BERLIN (Reuters) -Business activity in Germany’s private sector has contracted this month, hurt by service sector woes and trade-related uncertainty, although manufacturers are showing some resilience, a survey showed on Wednesday.
The HCOB German flash composite Purchasing Managers’ Index, compiled by S&P Global, fell to 49.7 in April from 51.3 in March, its lowest point since December and back below the 50.0 threshold that separates growth from contraction.
Analysts polled by Reuters had forecast a reading of 50.4.
The downturn was primarily driven by the service sector, which saw business activity decline at its fastest rate since February 2024, dropping to a reading of 48.8.
Manufacturing output grew for the second consecutive month but at a slower rate, giving a reading of 51.6. New orders also saw slight growth.

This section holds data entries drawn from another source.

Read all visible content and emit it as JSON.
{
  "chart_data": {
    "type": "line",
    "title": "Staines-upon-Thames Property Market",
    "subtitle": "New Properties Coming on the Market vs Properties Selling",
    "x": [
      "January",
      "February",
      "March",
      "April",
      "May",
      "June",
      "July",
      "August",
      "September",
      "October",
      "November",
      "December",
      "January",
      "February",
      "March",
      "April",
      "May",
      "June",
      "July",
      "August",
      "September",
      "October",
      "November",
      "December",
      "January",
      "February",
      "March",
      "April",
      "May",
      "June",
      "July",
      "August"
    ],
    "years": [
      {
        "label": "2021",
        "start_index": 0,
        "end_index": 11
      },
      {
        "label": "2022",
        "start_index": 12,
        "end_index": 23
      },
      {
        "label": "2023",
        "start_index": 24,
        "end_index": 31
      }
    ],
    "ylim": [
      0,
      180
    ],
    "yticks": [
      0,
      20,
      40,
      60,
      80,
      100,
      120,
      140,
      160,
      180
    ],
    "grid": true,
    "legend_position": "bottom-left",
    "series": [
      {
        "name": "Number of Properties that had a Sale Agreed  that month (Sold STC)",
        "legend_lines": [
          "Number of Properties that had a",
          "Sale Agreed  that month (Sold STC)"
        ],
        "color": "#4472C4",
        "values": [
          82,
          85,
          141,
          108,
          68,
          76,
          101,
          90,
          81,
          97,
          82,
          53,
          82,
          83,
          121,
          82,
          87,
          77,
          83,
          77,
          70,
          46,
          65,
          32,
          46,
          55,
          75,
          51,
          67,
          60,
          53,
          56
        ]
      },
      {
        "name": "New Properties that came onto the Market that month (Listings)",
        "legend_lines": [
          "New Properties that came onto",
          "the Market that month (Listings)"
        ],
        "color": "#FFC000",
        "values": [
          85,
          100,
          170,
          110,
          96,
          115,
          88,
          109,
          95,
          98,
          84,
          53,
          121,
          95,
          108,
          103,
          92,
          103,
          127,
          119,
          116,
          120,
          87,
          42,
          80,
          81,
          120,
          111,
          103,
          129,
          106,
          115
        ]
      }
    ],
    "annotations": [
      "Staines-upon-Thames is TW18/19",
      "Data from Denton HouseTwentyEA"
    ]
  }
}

This was partly attributed to frontloading of orders and stockbuilding. But the overall manufacturing PMI index fell to 48.0 from March’s 48.3.
“You could say Germany’s export-driven growth model is facing some serious challenges, but the U.S. tariff policy has not caused a major slump in manufacturing just yet,” said Cyrus de la Rubia, chief economist at Hamburg Commercial Bank.
Businesses have been reeling from the uncertainty unleashed by President Donald Trump’s announcement of sweeping tariffs on nearly all the United States’ trading partners.
The German government is set to revise down its economic forecasts again later this week, a source told Reuters, forecasting stagnation in 2025 after two consecutive years of contraction.